The five-story facility, under construction since 1994 with $54 million in funding from New York state, houses three animal hospitals, four academic departments and parts of two veterinary service units: the Companion Animal Hospital, the Farm Animal Hospital and the Equine Hospital; the departments of Microbiology and Immunology, Pharmacology, Clinical Sciences, and Pathology; as well as some facilities for the Diagnostic Laboratory and Laboratory Animal Services.
The Veterinary Medical Center is the second in a three-phase, $90-million
construction and renovation project, the largest of its kind ever undertaken for
the State University of New York. The first, the Veterinary Education Center,
was
completed in 1993. Beginning this year, refurbishing of Schurman Hall for
faculty and administration office spaces and conversion of the former animal hospital
to instructional facilities ultimately will increase the college's usable space by
70 percent.
Officials from Cornell, the State University of New York, the New York State Legislature and veterinary professional societies will speak at the dedication, which will be conducted under a tent to the east of the new center. Among those scheduled to speak are: Hunter Rawlings, Cornell president; Franklin M. Loew, dean of the College of Veterinary Medicine; State Sen. James Seward and State Assemblyman Martin Luster; MacDonald Holmes, president of the New York State Veterinary Medical Society; Irving Freedman, SUNY vice chancellor for capital facilities; and Mara DiGrazia, D.V.M. '96, past president of the Cornell Student Chapter of the American Veterinary Medical Association.
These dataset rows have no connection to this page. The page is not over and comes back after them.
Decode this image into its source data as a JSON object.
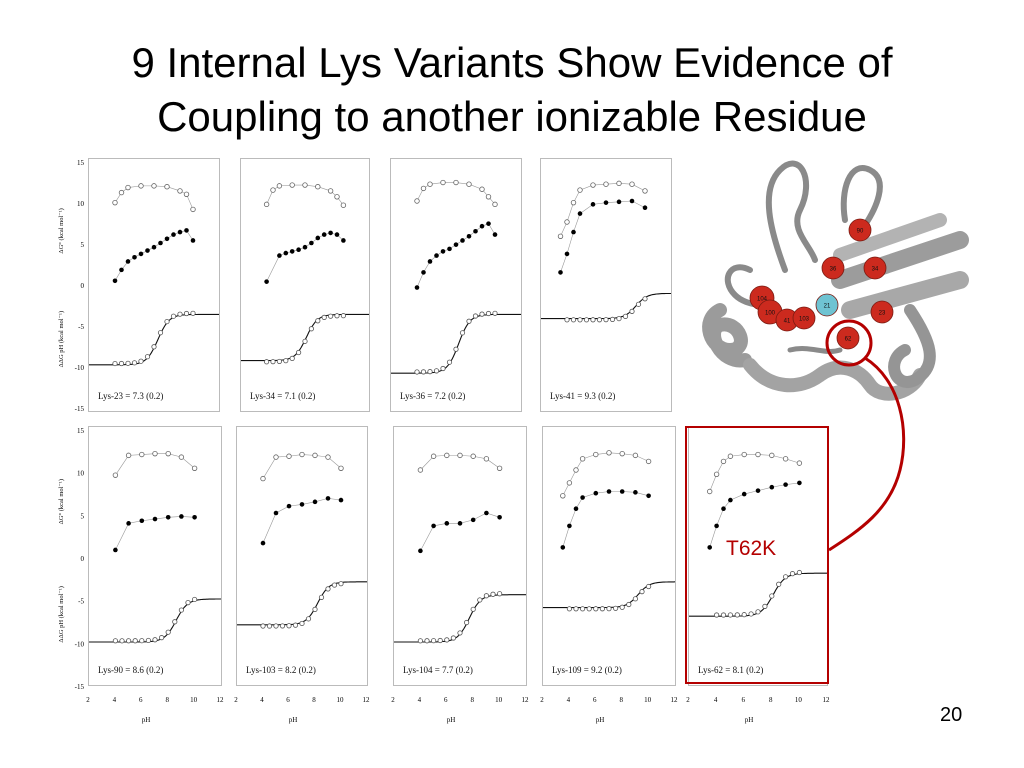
{
  "slide": {
    "title_line1": "9 Internal Lys Variants Show Evidence of",
    "title_line2": "Coupling to another ionizable Residue",
    "highlight_label": "T62K",
    "slide_number": "20"
  },
  "axes": {
    "y_top_label": "ΔG° (kcal mol⁻¹)",
    "y_bottom_label": "ΔΔG pH (kcal mol⁻¹)",
    "x_label": "pH",
    "y_ticks": [
      "15",
      "10",
      "5",
      "0",
      "-5",
      "-10",
      "-15"
    ],
    "x_ticks": [
      "2",
      "4",
      "6",
      "8",
      "10",
      "12"
    ]
  },
  "protein": {
    "residues": [
      "90",
      "36",
      "34",
      "104",
      "21",
      "100",
      "41",
      "103",
      "23",
      "62"
    ],
    "colors": {
      "red": "#cc2a1e",
      "cyan": "#6fc3d2",
      "cartoon": "#9a9a9a",
      "highlight": "#b40000"
    }
  },
  "chart_data": [
    {
      "type": "scatter",
      "label": "Lys-23 = 7.3 (0.2)",
      "open_top": [
        [
          4,
          9.8
        ],
        [
          4.5,
          11
        ],
        [
          5,
          11.6
        ],
        [
          6,
          11.8
        ],
        [
          7,
          11.8
        ],
        [
          8,
          11.7
        ],
        [
          9,
          11.2
        ],
        [
          9.5,
          10.8
        ],
        [
          10,
          9
        ]
      ],
      "filled": [
        [
          4,
          0.5
        ],
        [
          4.5,
          1.8
        ],
        [
          5,
          2.8
        ],
        [
          5.5,
          3.3
        ],
        [
          6,
          3.7
        ],
        [
          6.5,
          4.1
        ],
        [
          7,
          4.5
        ],
        [
          7.5,
          5
        ],
        [
          8,
          5.5
        ],
        [
          8.5,
          6
        ],
        [
          9,
          6.3
        ],
        [
          9.5,
          6.5
        ],
        [
          10,
          5.3
        ]
      ],
      "pka": 7.3,
      "low": -9.5,
      "high": -3.5
    },
    {
      "type": "scatter",
      "label": "Lys-34 = 7.1 (0.2)",
      "open_top": [
        [
          4,
          9.6
        ],
        [
          4.5,
          11.3
        ],
        [
          5,
          11.8
        ],
        [
          6,
          11.9
        ],
        [
          7,
          11.9
        ],
        [
          8,
          11.7
        ],
        [
          9,
          11.2
        ],
        [
          9.5,
          10.5
        ],
        [
          10,
          9.5
        ]
      ],
      "filled": [
        [
          4,
          0.4
        ],
        [
          5,
          3.5
        ],
        [
          5.5,
          3.8
        ],
        [
          6,
          4
        ],
        [
          6.5,
          4.2
        ],
        [
          7,
          4.5
        ],
        [
          7.5,
          5
        ],
        [
          8,
          5.6
        ],
        [
          8.5,
          6
        ],
        [
          9,
          6.2
        ],
        [
          9.5,
          6
        ],
        [
          10,
          5.3
        ]
      ],
      "pka": 7.1,
      "low": -9.0,
      "high": -3.5
    },
    {
      "type": "scatter",
      "label": "Lys-36 = 7.2 (0.2)",
      "open_top": [
        [
          4,
          10
        ],
        [
          4.5,
          11.5
        ],
        [
          5,
          12
        ],
        [
          6,
          12.2
        ],
        [
          7,
          12.2
        ],
        [
          8,
          12
        ],
        [
          9,
          11.4
        ],
        [
          9.5,
          10.5
        ],
        [
          10,
          9.6
        ]
      ],
      "filled": [
        [
          4,
          -0.3
        ],
        [
          4.5,
          1.5
        ],
        [
          5,
          2.8
        ],
        [
          5.5,
          3.5
        ],
        [
          6,
          4
        ],
        [
          6.5,
          4.3
        ],
        [
          7,
          4.8
        ],
        [
          7.5,
          5.3
        ],
        [
          8,
          5.8
        ],
        [
          8.5,
          6.4
        ],
        [
          9,
          7
        ],
        [
          9.5,
          7.3
        ],
        [
          10,
          6
        ]
      ],
      "pka": 7.2,
      "low": -10.5,
      "high": -3.5
    },
    {
      "type": "scatter",
      "label": "Lys-41 = 9.3 (0.2)",
      "open_top": [
        [
          3.5,
          5.8
        ],
        [
          4,
          7.5
        ],
        [
          4.5,
          9.8
        ],
        [
          5,
          11.3
        ],
        [
          6,
          11.9
        ],
        [
          7,
          12
        ],
        [
          8,
          12.1
        ],
        [
          9,
          12
        ],
        [
          10,
          11.2
        ]
      ],
      "filled": [
        [
          3.5,
          1.5
        ],
        [
          4,
          3.7
        ],
        [
          4.5,
          6.3
        ],
        [
          5,
          8.5
        ],
        [
          6,
          9.6
        ],
        [
          7,
          9.8
        ],
        [
          8,
          9.9
        ],
        [
          9,
          10
        ],
        [
          10,
          9.2
        ]
      ],
      "pka": 9.3,
      "low": -4.0,
      "high": -1.0
    },
    {
      "type": "scatter",
      "label": "Lys-90 = 8.6 (0.2)",
      "open_top": [
        [
          4,
          9.4
        ],
        [
          5,
          11.7
        ],
        [
          6,
          11.8
        ],
        [
          7,
          11.9
        ],
        [
          8,
          11.9
        ],
        [
          9,
          11.5
        ],
        [
          10,
          10.2
        ]
      ],
      "filled": [
        [
          4,
          0.7
        ],
        [
          5,
          3.8
        ],
        [
          6,
          4.1
        ],
        [
          7,
          4.3
        ],
        [
          8,
          4.5
        ],
        [
          9,
          4.6
        ],
        [
          10,
          4.5
        ]
      ],
      "pka": 8.6,
      "low": -10.0,
      "high": -5.0
    },
    {
      "type": "scatter",
      "label": "Lys-103 = 8.2 (0.2)",
      "open_top": [
        [
          4,
          9
        ],
        [
          5,
          11.5
        ],
        [
          6,
          11.6
        ],
        [
          7,
          11.8
        ],
        [
          8,
          11.7
        ],
        [
          9,
          11.5
        ],
        [
          10,
          10.2
        ]
      ],
      "filled": [
        [
          4,
          1.5
        ],
        [
          5,
          5
        ],
        [
          6,
          5.8
        ],
        [
          7,
          6
        ],
        [
          8,
          6.3
        ],
        [
          9,
          6.7
        ],
        [
          10,
          6.5
        ]
      ],
      "pka": 8.2,
      "low": -8.0,
      "high": -3.0
    },
    {
      "type": "scatter",
      "label": "Lys-104 = 7.7 (0.2)",
      "open_top": [
        [
          4,
          10
        ],
        [
          5,
          11.6
        ],
        [
          6,
          11.7
        ],
        [
          7,
          11.7
        ],
        [
          8,
          11.6
        ],
        [
          9,
          11.3
        ],
        [
          10,
          10.2
        ]
      ],
      "filled": [
        [
          4,
          0.6
        ],
        [
          5,
          3.5
        ],
        [
          6,
          3.8
        ],
        [
          7,
          3.8
        ],
        [
          8,
          4.2
        ],
        [
          9,
          5
        ],
        [
          10,
          4.5
        ]
      ],
      "pka": 7.7,
      "low": -10.0,
      "high": -4.5
    },
    {
      "type": "scatter",
      "label": "Lys-109 = 9.2 (0.2)",
      "open_top": [
        [
          3.5,
          7
        ],
        [
          4,
          8.5
        ],
        [
          4.5,
          10
        ],
        [
          5,
          11.3
        ],
        [
          6,
          11.8
        ],
        [
          7,
          12
        ],
        [
          8,
          11.9
        ],
        [
          9,
          11.7
        ],
        [
          10,
          11
        ]
      ],
      "filled": [
        [
          3.5,
          1
        ],
        [
          4,
          3.5
        ],
        [
          4.5,
          5.5
        ],
        [
          5,
          6.8
        ],
        [
          6,
          7.3
        ],
        [
          7,
          7.5
        ],
        [
          8,
          7.5
        ],
        [
          9,
          7.4
        ],
        [
          10,
          7
        ]
      ],
      "pka": 9.2,
      "low": -6.0,
      "high": -3.0
    },
    {
      "type": "scatter",
      "label": "Lys-62 = 8.1 (0.2)",
      "open_top": [
        [
          3.5,
          7.5
        ],
        [
          4,
          9.5
        ],
        [
          4.5,
          11
        ],
        [
          5,
          11.6
        ],
        [
          6,
          11.8
        ],
        [
          7,
          11.8
        ],
        [
          8,
          11.7
        ],
        [
          9,
          11.3
        ],
        [
          10,
          10.8
        ]
      ],
      "filled": [
        [
          3.5,
          1
        ],
        [
          4,
          3.5
        ],
        [
          4.5,
          5.5
        ],
        [
          5,
          6.5
        ],
        [
          6,
          7.2
        ],
        [
          7,
          7.6
        ],
        [
          8,
          8
        ],
        [
          9,
          8.3
        ],
        [
          10,
          8.5
        ]
      ],
      "pka": 8.1,
      "low": -7.0,
      "high": -2.0
    }
  ]
}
In an executive citation prepared for
delivery at the dedication, New York Gov. George E. Pataki said: "This world-class
research institution is important to its students, people who care for companion animals,
farmers, the horse racing industry, the veterinary profession and the pharmaceutical and
biotechnology industries."
Animals also will, appropriately, have a role in the dedication: Distinguished guests and participants will be escorted to their seats by trained guide dogs and police dogs.
The state College of Veterinary Medicine at Cornell is one of 27 veterinary schools in the United States and one of only three in the Northeast. Since 1896, the college has graduated more than 4,200 veterinarians.
When Cornell University opened in 1868, it was the first American university to include a professor of veterinary medicine on the faculty. In 1876, Cornell was the first university in the United States to award a D.V.M. degree (to Daniel E. Salmon, who later identified the infectious pathogen salmonella). The College of Veterinary Medicine was established by an act of the state Legislature in 1894, and the college officially opened in the fall of 1896.